JEWS ARE DRIVEN FROM PROFESSIONS
Equally ruthless is the policy to eliminate the Jew from the free professions, such as medicine, law, engineering and architecture. The physicians are unceremoniously thrown out from the city hospitals, thus cutting them off from government subsidy. The lawyers are first presented with unusual requirements for the practice of law, and afterwards they are ordered to the small provincial places where they can hardly eke out an existence. The engineers and architects and chemists are summarily dismissed from government and municipal positions, while the artisan and laborer, too, are continually harassed and limited in their pursuit for a livelihood. And everywhere in the schools there is a numerus clausus for Jews.
STRUGGLE FOR RIGHTS GOES ON EVERYWHERE
Such is the Jewish position in Germany, Austria, Hungary, Roumania, Poland, Lithuania and other lands. With the exception of Germany, which I have avoided due to the boycott, I have recently visited every one of the above-mentioned countries, and our Paris Committee is continually receiving information from all of them.

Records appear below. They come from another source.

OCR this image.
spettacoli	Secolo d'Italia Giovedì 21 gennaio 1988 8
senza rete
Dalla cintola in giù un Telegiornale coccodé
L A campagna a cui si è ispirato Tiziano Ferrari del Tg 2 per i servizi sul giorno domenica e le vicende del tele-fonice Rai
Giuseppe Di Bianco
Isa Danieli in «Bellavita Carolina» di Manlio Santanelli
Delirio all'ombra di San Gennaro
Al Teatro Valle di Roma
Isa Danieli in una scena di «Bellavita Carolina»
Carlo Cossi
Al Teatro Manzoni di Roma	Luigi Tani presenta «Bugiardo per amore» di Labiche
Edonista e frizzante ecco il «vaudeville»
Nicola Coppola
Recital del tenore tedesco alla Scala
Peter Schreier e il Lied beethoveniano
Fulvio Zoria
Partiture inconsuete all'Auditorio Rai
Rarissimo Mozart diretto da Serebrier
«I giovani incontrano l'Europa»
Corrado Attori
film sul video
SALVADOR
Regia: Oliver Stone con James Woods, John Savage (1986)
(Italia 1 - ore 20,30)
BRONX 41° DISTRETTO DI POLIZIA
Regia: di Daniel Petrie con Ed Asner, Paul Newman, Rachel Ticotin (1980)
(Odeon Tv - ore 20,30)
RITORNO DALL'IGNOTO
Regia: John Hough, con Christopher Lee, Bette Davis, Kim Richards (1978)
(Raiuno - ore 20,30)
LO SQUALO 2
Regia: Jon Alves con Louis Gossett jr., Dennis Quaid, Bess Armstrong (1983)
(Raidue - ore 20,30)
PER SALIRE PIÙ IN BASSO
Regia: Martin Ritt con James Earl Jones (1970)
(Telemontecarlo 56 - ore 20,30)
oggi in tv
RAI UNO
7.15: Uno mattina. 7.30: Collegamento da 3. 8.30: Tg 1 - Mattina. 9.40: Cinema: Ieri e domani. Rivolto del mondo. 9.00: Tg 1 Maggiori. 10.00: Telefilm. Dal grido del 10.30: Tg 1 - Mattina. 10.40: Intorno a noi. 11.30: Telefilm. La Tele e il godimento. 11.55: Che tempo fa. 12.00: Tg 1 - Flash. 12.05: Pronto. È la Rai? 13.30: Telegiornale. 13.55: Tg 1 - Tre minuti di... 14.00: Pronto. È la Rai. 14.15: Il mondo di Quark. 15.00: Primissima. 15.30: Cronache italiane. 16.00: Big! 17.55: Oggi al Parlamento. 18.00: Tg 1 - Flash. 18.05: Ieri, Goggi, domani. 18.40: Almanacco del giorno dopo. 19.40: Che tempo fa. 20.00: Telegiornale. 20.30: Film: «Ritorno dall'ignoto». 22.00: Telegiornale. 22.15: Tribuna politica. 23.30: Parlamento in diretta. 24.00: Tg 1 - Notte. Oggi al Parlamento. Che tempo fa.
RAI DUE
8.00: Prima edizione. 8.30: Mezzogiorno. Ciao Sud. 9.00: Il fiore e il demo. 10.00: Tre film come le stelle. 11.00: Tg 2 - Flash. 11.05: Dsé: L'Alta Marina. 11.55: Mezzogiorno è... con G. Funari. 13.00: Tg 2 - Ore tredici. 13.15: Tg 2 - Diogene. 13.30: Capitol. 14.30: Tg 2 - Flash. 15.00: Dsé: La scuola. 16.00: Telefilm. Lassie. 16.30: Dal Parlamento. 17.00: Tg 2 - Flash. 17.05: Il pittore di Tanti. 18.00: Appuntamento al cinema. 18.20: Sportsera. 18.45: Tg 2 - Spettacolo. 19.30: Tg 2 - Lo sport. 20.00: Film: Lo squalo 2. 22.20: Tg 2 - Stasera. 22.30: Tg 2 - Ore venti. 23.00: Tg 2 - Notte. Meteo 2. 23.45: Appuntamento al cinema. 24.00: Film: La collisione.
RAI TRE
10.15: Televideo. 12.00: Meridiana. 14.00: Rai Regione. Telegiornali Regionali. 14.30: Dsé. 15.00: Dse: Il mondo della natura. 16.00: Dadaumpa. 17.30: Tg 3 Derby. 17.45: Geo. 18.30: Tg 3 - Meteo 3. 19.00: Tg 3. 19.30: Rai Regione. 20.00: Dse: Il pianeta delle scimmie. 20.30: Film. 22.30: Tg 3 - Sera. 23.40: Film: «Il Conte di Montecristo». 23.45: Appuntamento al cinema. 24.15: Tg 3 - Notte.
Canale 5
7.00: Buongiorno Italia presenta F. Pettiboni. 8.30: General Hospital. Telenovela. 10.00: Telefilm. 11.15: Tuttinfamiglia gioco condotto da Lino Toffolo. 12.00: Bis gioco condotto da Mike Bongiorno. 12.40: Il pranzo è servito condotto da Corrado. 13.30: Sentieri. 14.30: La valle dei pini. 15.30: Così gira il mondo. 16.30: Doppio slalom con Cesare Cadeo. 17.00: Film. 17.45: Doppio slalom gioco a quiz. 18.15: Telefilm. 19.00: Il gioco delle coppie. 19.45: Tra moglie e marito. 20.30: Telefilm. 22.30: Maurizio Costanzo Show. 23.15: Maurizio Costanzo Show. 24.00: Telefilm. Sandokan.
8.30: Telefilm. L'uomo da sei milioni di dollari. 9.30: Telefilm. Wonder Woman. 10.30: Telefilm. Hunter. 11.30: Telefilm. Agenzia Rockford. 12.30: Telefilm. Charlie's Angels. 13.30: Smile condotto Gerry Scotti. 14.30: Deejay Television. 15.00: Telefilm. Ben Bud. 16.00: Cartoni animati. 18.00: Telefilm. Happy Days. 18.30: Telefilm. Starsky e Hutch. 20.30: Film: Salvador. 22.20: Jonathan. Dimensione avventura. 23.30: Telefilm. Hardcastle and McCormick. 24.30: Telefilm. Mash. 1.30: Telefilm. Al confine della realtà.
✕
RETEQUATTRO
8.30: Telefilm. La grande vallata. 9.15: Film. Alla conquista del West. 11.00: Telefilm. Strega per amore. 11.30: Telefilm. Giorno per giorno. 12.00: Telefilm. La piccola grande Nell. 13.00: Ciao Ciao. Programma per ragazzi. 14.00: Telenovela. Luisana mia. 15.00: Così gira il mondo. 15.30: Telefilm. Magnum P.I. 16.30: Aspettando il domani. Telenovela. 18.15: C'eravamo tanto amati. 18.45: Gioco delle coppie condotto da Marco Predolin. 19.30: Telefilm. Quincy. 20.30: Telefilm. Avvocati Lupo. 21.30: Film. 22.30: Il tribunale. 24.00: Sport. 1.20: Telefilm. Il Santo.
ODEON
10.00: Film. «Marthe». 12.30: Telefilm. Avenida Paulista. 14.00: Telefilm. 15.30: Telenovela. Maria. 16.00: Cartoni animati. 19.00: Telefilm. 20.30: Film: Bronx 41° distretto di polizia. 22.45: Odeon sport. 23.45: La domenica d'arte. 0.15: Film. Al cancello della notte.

The Jews of all lands are struggling today for their rights. We have always known that our lot is organically bound up with the lot of Democracy, and that there where Democracy is in jeopardy, Jewish rights, too, are in jeopardy. Unfortunately, the democracies and parliamentary governments generally have been replaced in many Eastern European countries by reactionary governments, Fascism, dictatorship, etc. And if in Soviet Russia Jews are not suffering as Jews, religion, Hebrew and Zionism are nevertheless persecuted, and this is being done by the Jewish section of the Communist Party.
PROBLEM IS WHERE TO FIND ASSISTANCE
Unfortunately, European Jewry is not in a position to help itself. What then shall become of them? Who shall intervene, and who shall champion Jewish rights?

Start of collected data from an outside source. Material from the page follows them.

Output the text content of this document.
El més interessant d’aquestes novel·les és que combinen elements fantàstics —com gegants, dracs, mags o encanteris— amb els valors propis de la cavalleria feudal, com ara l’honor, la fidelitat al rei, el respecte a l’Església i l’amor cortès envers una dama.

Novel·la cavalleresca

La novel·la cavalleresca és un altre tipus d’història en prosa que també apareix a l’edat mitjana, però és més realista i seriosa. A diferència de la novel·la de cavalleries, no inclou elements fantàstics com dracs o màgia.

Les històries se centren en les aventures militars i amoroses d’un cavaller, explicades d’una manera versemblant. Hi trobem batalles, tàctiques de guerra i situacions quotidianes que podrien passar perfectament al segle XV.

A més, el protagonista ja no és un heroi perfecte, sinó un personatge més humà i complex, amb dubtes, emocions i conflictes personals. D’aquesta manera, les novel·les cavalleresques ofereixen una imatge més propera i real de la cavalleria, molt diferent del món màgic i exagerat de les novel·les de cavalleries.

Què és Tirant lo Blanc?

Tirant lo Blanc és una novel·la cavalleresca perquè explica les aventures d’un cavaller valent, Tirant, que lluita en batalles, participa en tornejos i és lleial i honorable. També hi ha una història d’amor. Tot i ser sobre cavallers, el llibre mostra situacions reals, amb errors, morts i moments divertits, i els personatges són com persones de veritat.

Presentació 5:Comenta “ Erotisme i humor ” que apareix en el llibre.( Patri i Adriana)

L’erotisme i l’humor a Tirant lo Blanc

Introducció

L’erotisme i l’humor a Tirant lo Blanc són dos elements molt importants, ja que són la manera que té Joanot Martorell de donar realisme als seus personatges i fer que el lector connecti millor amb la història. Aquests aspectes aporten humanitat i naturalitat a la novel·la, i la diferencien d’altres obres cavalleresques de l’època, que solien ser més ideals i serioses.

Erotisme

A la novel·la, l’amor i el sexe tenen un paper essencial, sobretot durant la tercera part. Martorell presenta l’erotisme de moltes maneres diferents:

Already in 1931, at a conference following the Zionist Congress, called at the intiative of the American Jewish Congress, there was brought up the question of creating a united Jewish World Organization, founded on democratic principles, and endowed with the prerogative of championing our rights before the whole world. A praesidium of six was then elected, consisting of Dr. Motskin, Dr. Wise, Bernard S. Deutsch, Isaac Greenbaum, Oscar Kahn and myself. It was then that the idea of a World Jewish Congress was first proclaimed. During the years 1932, 1933 and 1934, at the conferences held at Geneva, participated in by prominent leaders of all Jewish communities and representatives of associations and orders, the decision to call a World Congress was repeatedly reaffirmed.

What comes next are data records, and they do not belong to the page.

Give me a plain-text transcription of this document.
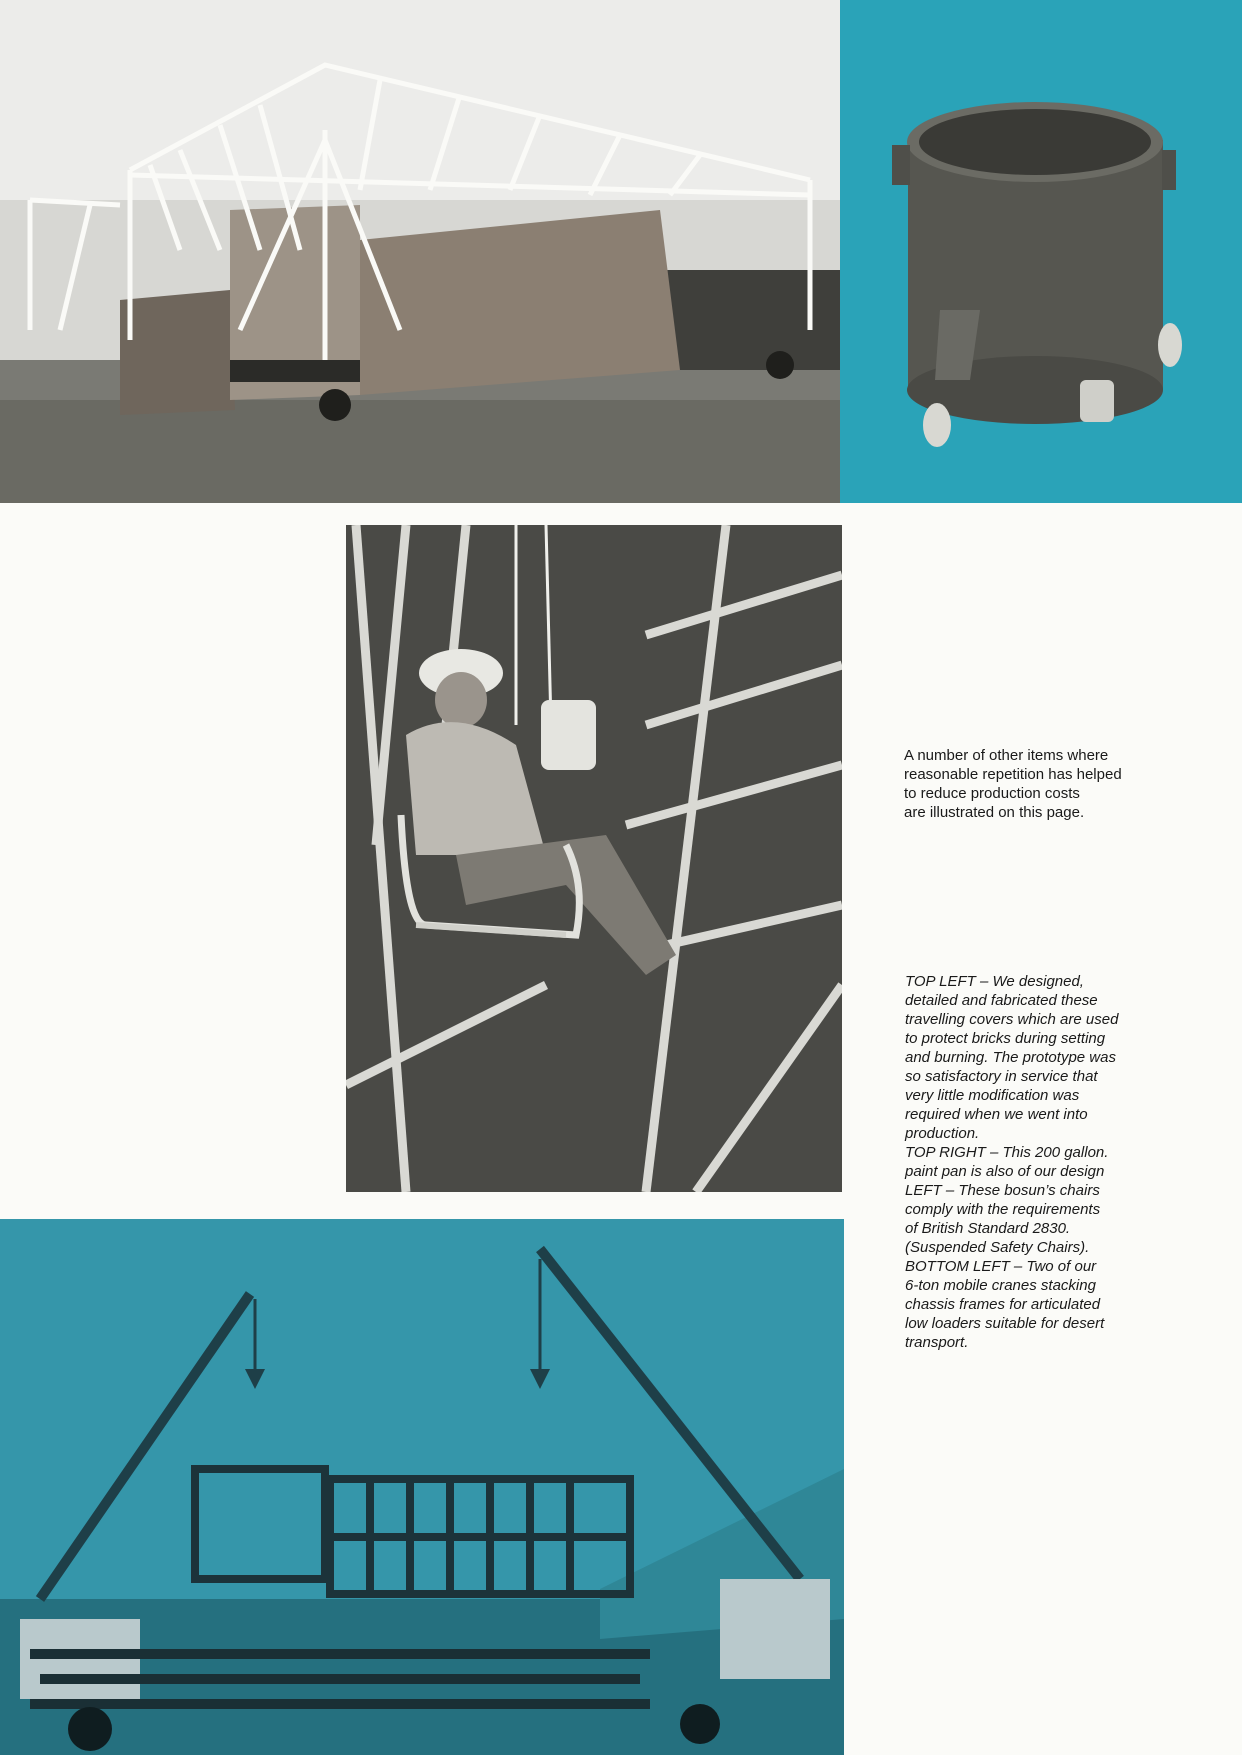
A number of other items where
reasonable repetition has helped
to reduce production costs
are illustrated on this page.
TOP LEFT – We designed,
detailed and fabricated these
travelling covers which are used
to protect bricks during setting
and burning. The prototype was
so satisfactory in service that
very little modification was
required when we went into
production.
TOP RIGHT – This 200 gallon.
paint pan is also of our design
LEFT – These bosun’s chairs
comply with the requirements
of British Standard 2830.
(Suspended Safety Chairs).
BOTTOM LEFT – Two of our
6-ton mobile cranes stacking
chassis frames for articulated
low loaders suitable for desert
transport.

APPEALS FOR CENTRAL AID HEADQUARTERS
As recently as November, 1934, I witnessed a session of our Paris Executive in which the accredited leaders of Polish Jewry sat, participated, and they were all strongly for the calling of a World Jewish Congress in 1935. The same sentiment prevailed in Roumania, Austria, Lithuania, the countries of the Balkan peninsula and Italy. And even in France and in England, all Jews who hail from Eastern Europe are for the Congress, and with them is also a formidable portion of those hailing from Western Europe. The vote of the Alliance Israelite was equally divided on the question, and so was the vote of the Board of Jewish Deputies in London.
It is regrettable that certain circles still refuse to grasp the utter necessity of a World Congress, and that they still repeat the arguments which were heard during the first Zionist Congress. However, we have before us the example of the German Jews and we see clearly that the methods prompted by fear and circumspection have not and will not avail us. We need a center, a steady address, so to speak, to which the Jewish community could appeal in time of need. Such a center can come into being only when it rests on the will of the masses of the Jewish people.